1885 -- S.P.R. PROCEEDINGS, Vol. 3, late in 1885


When the S.P.R. Proceedings, Volume 3, were published late in 1885, Mr.
Sinnett, then President of the London Lodge, wrote a pamphlet "Reply" which
was published early in 1886. He also wrote a strong letter to LIGHT, the
leading Spiritualist publication in England. His clear statements and wide
repute went far to stem
--- 105 
the unfavorable tide of press comment consequent on the S.P.R. report. In
the summer of 1886 his 

1886 -- "INCIDENTS IN THE LIFE OF MADAME BLAVATSKY" 

was published by Redway. 

This book, with its partial disclosures of personal matters, its anecdotes
and narratives of the most astonishing phenomena, its mysterious hiatuses,
its pervading atmosphere of sincerity, candor, and common sense in the midst
of the well-nigh incredible marvels recited, and above all, with its
pictures of the living H.P.B. as a most fascinating and human being steadily
giving herself, soul, mind, and heart to a cause sacred to her; a
good-natured, unrevengeful fighter undismayed and undaunted by the mountains
of hatred and calumny heaped upon her -- this book created a profound
impression far and wide, and aroused a sympathy for this martyr to her
convictions, and an interest in her teachings, that brought many into the
ranks of the Society, and turned to good account the adverse findings of the
S.P.R.

"FIVE YEARS OF THEOSOPHY," made up of articles reprinted from the first five
volumes of The THEOSOPHIST,
-------------
(2) See Chapter XIII.
----------------
--- 106

and "MAN - FRAGMENTS OF FORGOTTEN HISTORY," by "Two Chelas of the
Theosophical Society," were issued in 1885 by Reeves & Turner, London, and
both passed through several editions. The "Two Chelas" are stated by Miss
Francesca Arundale to have been Mohini M. Chatterji and Mrs. L.C. Holloway
(The Theosophist, October, 1917).

Excerpted from The THEOSOPHICAL MOVEMENT [1875-1925]
DTB
=============================================



Of course this is not a complete answer to your questions, but it is the
best I can do for the present.

Best wishes as always,

Dallas

========================================
-----Original Message-----
From: krishtar
Sent: Wednesday, April 20, 2005 7:02 PM
To: 
Subject: Col Olcott as a goofy?


Hello Daniel

Fist of all, I want to express my thankfulness to the friends whom I
received suggestions for reconsidering my decision of going out.
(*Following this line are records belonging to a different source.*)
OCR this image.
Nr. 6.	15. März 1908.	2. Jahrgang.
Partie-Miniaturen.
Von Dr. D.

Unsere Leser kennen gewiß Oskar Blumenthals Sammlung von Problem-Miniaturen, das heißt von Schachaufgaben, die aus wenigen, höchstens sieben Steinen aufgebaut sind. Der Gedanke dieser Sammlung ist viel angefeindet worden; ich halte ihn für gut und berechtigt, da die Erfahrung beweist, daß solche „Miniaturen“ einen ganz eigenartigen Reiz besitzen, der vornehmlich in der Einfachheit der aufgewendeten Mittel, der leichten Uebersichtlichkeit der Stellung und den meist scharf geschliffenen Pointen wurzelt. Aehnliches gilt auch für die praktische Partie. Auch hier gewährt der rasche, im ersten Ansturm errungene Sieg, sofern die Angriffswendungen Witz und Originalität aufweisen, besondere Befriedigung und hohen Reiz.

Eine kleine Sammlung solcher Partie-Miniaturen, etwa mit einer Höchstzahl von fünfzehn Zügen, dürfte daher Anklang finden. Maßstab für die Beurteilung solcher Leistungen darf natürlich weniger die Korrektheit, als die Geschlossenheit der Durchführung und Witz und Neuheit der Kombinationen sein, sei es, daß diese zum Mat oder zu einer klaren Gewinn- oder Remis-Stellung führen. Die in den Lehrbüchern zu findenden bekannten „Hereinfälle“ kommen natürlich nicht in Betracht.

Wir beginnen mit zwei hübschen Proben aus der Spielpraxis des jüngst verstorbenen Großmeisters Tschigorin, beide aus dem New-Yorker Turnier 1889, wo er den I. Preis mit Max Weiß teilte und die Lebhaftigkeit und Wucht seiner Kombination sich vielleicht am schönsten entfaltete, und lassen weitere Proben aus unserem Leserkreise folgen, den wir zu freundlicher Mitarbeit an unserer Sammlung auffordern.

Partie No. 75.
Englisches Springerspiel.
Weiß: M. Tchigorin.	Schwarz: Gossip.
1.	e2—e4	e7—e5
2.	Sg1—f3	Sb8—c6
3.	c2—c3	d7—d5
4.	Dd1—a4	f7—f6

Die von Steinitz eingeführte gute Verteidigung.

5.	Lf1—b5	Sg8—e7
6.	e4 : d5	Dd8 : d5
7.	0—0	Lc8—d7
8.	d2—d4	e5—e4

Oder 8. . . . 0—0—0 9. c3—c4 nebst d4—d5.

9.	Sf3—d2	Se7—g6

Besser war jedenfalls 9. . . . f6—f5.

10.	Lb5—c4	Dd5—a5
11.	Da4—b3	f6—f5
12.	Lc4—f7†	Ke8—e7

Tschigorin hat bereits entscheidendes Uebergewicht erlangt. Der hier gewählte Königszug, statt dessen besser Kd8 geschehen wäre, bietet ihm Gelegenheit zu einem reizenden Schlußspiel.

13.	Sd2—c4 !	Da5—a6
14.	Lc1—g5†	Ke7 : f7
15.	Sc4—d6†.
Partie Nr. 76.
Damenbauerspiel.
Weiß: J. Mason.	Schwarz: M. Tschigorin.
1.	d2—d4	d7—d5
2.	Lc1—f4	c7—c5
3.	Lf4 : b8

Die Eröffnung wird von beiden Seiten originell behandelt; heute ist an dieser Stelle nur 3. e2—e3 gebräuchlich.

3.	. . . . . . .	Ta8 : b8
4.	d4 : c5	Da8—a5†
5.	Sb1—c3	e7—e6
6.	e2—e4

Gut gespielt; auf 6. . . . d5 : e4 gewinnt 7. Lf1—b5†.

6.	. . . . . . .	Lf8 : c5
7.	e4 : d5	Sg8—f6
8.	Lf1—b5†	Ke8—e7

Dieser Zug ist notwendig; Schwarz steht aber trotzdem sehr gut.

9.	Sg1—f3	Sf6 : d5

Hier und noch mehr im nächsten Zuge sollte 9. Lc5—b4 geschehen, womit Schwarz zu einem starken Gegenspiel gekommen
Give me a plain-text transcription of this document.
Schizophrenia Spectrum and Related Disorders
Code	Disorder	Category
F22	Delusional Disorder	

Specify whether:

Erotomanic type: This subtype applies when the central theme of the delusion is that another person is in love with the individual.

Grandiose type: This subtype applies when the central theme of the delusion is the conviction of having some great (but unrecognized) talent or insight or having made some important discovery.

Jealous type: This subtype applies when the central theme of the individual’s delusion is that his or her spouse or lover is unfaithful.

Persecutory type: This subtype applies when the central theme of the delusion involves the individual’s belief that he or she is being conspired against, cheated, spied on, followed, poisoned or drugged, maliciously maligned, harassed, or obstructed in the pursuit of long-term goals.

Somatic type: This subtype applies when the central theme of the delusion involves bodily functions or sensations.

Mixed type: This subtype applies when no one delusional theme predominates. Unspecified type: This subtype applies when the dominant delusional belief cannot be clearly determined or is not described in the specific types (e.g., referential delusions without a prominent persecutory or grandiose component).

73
Daniel I'll be brief, for my video card is having problems here and the text
is so huge that it fits the entire screen!!!

In the AP Sinnett's autobio, he describes one episode in which Col. Olcott
made extremely out of context and full of indiscretion lecture ( without
permission or necessity) when he, APS and HPB went to attend visit for the
Institute for Psychic Researches in London.

Do you know what really he said or comment that seemed to ruin the young
movement from then according many opinions at that time?

Was he acting due to grudges by the exquisite manner she always treated him?

I am aware that Blavatsky got white and ashamed at the occasion...

What did cause the break in the relationship between HPB and Olcott later?

Of course I am directing this post to you but anyone can help...
A curious interest has arisen in me on these part of T. history.